Which makes me think that the thing I thought was great about earlier editions of D&D was not the rule set, the level building, the d20 mechanics, but the world, Greyhawk. Greyhawk and all it included: the evil Kingdom of Iuz and the Theocracy of the Pale and the Scarlet Brotherhood and the gods Boccob and Zagyg the Mad and Vecna and Kas, the list is endless. That is what made D&D great for me, this vast, fictional world that seemed to live and breathe and was slowly revealed with each supplement, hints dropped in early adventure modules, the complete picture sketched incompletely in the various gazetteers.
Anyway, Pathfinder is sleek and sexy and the illustrations are masterfully done and the iconic characters look like they slipped off design sheets used to sell a medieval version of the Matrix movie. Look, it’s Trinity with a pair of glowing daggers instead of pistols, Neo casting spells instead of stopping bullets in mid-air, and Morpheus with a katana waving us forward to battle. Oh, wait, that last bit really is the movie. So, Pathfinder seems dipped in marketing. Compared to the D&D Red Box there is a ton more gear in the Beginner Box – a ton more that the buyer pays for. I didn’t fall out of my chair skimming the material. But before I cast final judgement, I’ll play the game.

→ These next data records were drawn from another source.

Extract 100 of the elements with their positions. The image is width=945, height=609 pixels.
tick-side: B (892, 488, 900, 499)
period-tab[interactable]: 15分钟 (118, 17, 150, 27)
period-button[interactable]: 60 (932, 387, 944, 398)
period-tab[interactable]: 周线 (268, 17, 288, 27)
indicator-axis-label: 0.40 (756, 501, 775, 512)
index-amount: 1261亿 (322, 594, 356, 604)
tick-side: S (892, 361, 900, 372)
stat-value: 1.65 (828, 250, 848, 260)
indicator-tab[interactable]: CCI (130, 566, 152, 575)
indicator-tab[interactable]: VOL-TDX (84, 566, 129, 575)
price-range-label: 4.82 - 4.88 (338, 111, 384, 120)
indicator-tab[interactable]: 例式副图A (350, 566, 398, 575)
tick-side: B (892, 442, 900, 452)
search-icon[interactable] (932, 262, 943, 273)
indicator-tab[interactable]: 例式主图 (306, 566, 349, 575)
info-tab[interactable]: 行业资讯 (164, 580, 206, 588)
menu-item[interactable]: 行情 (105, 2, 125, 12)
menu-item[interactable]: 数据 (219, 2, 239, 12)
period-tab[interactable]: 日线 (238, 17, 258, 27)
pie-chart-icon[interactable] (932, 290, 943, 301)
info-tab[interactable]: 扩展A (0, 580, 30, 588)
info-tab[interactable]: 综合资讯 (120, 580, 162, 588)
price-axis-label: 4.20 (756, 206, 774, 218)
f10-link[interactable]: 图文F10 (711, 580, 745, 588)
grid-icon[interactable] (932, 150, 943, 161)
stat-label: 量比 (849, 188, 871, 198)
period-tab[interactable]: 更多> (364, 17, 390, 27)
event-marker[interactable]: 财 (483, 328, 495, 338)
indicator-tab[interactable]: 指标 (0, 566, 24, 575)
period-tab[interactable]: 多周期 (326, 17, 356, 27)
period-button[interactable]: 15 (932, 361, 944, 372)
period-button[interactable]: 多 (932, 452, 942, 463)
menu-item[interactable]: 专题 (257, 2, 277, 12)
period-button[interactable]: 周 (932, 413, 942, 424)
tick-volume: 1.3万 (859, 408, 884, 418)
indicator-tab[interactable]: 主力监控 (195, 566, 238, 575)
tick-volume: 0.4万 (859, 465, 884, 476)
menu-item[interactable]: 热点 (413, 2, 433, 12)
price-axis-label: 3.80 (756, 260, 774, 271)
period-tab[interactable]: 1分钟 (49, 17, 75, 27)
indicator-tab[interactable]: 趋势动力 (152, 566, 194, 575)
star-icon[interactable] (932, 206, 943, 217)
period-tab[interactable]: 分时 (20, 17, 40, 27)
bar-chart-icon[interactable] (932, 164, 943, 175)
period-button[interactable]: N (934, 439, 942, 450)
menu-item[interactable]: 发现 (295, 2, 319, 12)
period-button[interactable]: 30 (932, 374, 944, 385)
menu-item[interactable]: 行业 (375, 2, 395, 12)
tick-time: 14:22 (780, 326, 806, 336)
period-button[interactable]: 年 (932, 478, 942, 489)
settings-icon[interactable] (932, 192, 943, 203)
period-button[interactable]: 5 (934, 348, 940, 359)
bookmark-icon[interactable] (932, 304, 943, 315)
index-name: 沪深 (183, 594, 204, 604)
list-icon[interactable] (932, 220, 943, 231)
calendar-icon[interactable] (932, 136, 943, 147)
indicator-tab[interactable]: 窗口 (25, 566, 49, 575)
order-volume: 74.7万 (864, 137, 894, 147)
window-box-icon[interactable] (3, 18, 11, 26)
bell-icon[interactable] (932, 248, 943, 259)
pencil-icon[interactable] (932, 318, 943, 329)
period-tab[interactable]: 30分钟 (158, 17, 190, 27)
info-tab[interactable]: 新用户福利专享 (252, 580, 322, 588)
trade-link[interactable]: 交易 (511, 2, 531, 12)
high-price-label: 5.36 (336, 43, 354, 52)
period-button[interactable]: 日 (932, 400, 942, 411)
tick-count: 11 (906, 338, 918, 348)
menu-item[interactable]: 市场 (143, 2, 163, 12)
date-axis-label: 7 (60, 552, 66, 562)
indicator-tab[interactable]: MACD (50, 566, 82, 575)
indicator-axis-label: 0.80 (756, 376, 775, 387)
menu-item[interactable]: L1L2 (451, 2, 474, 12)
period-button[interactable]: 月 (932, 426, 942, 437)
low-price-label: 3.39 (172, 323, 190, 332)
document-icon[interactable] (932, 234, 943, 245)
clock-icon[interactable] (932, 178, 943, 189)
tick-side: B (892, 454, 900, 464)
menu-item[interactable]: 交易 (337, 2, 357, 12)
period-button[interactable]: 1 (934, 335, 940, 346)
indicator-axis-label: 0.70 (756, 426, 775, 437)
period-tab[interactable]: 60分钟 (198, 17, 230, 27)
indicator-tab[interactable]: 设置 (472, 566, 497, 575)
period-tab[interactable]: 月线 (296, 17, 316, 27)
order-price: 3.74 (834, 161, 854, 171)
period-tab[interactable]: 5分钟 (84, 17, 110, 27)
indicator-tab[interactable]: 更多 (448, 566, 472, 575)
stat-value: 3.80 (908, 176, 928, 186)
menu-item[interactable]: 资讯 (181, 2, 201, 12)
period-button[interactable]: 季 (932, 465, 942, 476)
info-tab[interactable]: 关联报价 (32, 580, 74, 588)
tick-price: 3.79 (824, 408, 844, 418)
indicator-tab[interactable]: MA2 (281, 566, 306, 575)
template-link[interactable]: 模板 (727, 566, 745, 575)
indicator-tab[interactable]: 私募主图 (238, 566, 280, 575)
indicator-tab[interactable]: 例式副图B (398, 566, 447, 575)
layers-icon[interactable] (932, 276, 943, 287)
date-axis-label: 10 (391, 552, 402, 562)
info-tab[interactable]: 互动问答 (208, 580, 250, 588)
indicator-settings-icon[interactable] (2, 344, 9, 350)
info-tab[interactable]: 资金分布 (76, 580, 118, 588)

Out of the four starter kits, Moria, D&D, Mouse Guard rpg, and Pathfinder, Moria proved the most fun, followed by D&D. Now, Moria is a different kind of experience. It’s cooler than the others because Aug got to put models together, and everybody likes models. D&D was the most approachable, both for him and for me. If I had to choose between playing the Red Box D&D and the Pathfinder Beginner Box, I think I’d pick D&D. That decision is based on only an hour spent perusing each, but that is about all the time I’d like to spend when deciding what to play with my friends for an evening. Now, I’m talking a one-off, an evening spent role-playing. Not a campaign. I don’t know which I use, D&D or Pathfinder, to run a campaign.
Well, if I was going to run a campaign – and I’m about to start again – I’d either use Ars Magica because I’m vastly familiar with it, or HeroQuest if I could convince my players to play it. I know, I’ll guide them through making a HeroQuest character! Ah ha!
One final aside, as Aug and I made dinner tonight I mentioned that the fifth edition of D&D had been announced. Without batting an eye he said, “I wonder what kind of superheroes you’ll be able to make with it.” I don’t think he was being sarcastic. Sarcasm is tough for a twelve-year-old to pull off. I think he was being sincere.
What kind of superhero can I make? Captain Keoland? Furyondyman?